CNN published an article on Tuesday based on interviews with dozens of people speaking anonymously about sexual harassment on Capitol Hill that revealed an unwritten roster of male legislators notorious for their alleged inappropriate behavior, which multiple people referred to as the “creep list.”
According to CNN, two congressmen from California and Texas were independently singled out by multiple people:
More than half a dozen interviewees independently named one California congressman for pursuing female staffers; another half dozen pointed to a Texas congressman for engaging in inappropriate behavior. CNN is not naming either of those lawmakers because the stories are unverified.
The existence of different forms of Shitty Congressmen lists is nothing new—back in 2015, Vox reported on the experience of a strategist who, upon moving to D.C., had “three different women give her lists of which members of Congress she should avoid being alone in a room with. The lists included members from both parties, and there were enough of them that all three lists had different names.”
Congress’s outdated sexual harassment policies have also recently come under increased scrutiny. Capitol Hill staffers can file complaints to the Office of Compliance, an independent agency whose process just for reporting incidents can drag on for months. Unlike most other federal agencies, Congress does not require sexual harassment training.
Post-Harvey Weinstein, more than 1,500 congressional aides signed a letter to push lawmakers to address the inadequacy of their own policies. Last week, the Senate passed legislation requiring mandatory sexual harassment training for senators and aides. They have yet to streamline the OOC’s lengthy reporting process, but both Senator Kirsten Gillibrand and Representative Jackie Speier are pushing for legislation to do so.

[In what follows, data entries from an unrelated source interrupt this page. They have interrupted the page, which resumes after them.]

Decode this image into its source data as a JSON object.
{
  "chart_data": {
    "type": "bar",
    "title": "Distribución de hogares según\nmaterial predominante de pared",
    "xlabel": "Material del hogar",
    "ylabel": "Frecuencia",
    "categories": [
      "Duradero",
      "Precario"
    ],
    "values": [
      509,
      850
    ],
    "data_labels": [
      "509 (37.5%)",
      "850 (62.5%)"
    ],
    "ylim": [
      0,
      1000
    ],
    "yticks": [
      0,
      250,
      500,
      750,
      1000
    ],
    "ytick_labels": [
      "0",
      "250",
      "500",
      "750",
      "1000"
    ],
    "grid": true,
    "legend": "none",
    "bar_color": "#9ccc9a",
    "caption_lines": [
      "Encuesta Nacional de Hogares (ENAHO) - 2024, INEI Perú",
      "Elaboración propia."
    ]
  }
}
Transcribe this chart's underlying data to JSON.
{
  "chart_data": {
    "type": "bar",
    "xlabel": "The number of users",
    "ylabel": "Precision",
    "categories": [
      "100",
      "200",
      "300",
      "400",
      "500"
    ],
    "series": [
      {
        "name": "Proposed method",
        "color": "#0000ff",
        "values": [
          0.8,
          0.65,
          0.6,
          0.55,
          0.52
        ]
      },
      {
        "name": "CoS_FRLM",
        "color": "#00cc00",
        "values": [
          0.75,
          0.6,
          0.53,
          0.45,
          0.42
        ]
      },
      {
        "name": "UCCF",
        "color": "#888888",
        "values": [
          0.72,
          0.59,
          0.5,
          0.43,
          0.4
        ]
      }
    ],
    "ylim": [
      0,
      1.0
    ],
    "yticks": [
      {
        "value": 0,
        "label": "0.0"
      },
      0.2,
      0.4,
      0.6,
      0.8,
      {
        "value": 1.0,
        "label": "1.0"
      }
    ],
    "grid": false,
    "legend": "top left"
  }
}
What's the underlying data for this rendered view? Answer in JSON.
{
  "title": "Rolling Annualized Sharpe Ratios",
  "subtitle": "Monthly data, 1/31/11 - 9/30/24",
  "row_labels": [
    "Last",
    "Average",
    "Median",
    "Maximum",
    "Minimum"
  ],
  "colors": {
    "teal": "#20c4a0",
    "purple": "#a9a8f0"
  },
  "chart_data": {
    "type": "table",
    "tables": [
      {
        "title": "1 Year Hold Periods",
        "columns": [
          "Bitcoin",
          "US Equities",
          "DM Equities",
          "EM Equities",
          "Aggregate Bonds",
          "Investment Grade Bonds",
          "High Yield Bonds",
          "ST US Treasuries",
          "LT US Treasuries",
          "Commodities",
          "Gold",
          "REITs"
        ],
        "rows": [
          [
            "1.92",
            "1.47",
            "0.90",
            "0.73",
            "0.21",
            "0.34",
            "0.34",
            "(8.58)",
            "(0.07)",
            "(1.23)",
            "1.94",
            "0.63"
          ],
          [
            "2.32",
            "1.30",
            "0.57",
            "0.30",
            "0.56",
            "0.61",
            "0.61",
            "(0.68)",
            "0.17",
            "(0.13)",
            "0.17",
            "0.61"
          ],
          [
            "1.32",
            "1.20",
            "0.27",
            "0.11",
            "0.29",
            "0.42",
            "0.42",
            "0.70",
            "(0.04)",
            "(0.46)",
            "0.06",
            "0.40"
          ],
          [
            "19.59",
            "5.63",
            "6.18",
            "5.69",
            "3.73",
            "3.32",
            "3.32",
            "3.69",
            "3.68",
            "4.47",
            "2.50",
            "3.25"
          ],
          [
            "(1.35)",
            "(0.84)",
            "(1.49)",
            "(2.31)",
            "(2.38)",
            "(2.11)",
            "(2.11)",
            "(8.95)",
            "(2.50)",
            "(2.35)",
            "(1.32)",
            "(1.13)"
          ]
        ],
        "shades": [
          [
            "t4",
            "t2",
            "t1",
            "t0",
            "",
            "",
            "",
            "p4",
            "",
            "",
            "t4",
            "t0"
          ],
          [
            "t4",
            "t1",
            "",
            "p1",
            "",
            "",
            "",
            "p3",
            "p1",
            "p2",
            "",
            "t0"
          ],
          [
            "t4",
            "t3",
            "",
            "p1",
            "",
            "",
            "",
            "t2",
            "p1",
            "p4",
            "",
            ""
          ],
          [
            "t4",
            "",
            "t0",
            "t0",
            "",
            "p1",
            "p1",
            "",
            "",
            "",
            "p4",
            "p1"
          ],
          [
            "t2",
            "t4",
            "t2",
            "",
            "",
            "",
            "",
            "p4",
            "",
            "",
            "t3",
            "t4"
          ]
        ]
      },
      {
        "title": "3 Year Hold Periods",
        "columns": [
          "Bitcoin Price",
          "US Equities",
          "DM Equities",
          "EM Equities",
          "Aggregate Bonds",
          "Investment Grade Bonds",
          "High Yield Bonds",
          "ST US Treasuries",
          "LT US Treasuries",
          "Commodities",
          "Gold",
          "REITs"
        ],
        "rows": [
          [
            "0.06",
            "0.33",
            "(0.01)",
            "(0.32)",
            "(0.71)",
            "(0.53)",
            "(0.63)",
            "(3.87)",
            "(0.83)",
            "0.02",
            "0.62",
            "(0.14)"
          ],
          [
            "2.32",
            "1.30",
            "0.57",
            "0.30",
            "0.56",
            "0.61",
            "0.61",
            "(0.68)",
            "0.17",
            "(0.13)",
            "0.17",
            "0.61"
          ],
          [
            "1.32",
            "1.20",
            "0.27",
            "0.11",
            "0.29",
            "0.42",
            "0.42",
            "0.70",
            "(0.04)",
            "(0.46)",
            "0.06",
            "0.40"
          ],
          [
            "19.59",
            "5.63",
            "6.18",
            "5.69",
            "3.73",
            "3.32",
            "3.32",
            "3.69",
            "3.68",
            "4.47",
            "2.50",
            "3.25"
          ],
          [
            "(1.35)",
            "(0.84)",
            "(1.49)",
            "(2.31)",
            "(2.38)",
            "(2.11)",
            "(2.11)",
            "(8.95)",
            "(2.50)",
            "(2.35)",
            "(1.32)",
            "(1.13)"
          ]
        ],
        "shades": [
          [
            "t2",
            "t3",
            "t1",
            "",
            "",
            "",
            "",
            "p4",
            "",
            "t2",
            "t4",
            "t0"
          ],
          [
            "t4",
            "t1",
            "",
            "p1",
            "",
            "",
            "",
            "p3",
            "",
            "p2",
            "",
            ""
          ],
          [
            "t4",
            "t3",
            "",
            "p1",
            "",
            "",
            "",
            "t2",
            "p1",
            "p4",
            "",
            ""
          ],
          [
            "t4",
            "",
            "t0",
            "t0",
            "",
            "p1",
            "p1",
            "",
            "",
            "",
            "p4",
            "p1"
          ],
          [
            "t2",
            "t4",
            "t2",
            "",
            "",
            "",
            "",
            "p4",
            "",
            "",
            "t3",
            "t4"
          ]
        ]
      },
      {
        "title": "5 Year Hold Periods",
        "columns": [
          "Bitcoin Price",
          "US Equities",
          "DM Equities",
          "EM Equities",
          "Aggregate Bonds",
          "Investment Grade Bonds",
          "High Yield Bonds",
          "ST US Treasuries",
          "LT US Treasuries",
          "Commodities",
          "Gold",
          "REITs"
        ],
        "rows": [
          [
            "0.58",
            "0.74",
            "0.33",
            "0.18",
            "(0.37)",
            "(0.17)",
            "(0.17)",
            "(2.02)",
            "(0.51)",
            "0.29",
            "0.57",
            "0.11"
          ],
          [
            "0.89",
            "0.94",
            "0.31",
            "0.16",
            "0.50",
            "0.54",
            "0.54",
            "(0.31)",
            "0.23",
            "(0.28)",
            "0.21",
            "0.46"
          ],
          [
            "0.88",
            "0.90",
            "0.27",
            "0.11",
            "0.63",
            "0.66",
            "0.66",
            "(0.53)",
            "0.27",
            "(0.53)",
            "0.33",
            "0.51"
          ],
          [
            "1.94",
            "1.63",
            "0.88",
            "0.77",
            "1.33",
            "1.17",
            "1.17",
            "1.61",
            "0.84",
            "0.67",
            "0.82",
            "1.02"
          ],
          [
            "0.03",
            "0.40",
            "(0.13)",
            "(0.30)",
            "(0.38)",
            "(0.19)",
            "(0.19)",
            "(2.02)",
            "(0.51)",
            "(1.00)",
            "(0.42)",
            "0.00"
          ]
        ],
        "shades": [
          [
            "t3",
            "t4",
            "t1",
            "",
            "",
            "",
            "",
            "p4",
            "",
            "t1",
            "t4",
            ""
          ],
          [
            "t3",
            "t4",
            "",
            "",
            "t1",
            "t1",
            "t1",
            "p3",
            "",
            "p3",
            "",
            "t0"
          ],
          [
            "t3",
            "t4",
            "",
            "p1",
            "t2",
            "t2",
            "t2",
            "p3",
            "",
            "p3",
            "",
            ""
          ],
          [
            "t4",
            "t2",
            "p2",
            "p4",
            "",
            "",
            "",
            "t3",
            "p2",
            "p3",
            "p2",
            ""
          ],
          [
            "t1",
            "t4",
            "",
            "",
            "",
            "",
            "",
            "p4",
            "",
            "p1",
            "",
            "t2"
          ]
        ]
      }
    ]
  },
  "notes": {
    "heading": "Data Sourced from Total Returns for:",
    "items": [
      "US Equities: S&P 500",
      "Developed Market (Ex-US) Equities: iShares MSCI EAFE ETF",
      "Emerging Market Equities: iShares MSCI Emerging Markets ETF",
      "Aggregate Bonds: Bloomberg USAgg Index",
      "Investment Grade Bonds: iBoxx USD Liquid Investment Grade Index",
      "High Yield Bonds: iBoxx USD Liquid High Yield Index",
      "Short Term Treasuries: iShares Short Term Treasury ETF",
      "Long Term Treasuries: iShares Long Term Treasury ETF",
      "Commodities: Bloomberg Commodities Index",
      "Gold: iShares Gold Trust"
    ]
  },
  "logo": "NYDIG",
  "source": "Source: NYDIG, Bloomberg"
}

The Weinstein moment has forced many industries to confront their failings when it comes to sexual harassment and abuse. While implementing more robust reporting processes and training will surely help protect staffers on Capitol Hill, the problem runs deep. As Alexis Ronickher, an employment lawyer who works with numerous Hill clients, recently told me, “I don’t think the policies are out of date, they’re exactly how Congress intended them to be. Which is to provide more protection and create more hurdles for staffers than other folks have.”
It’s an entrenched issue that won’t completely go away, even with better policies. Congress has extremely lopsided gender and racial dynamics—only 19% of elected representatives are women and only 19% are non-white. And when the allegations of child sexual abuse against U.S. Senate candidate Roy Moore first came out, we saw a not insignificant number of male Republican lawmakers drag their feet in condemning a member of their party.
As Rebecca Traister wrote in New York magazine on Monday about the recent Democratic electoral sweep, where multiple women, including women of color and LGBTQ women, won elections over male candidates:“This wasn’t just about retribution; it was about replacement.” Likewise, rooting out the members of Congress’s “creep list” will also require fully replacing those creeps by getting them out of the halls of our nation’s Capitol.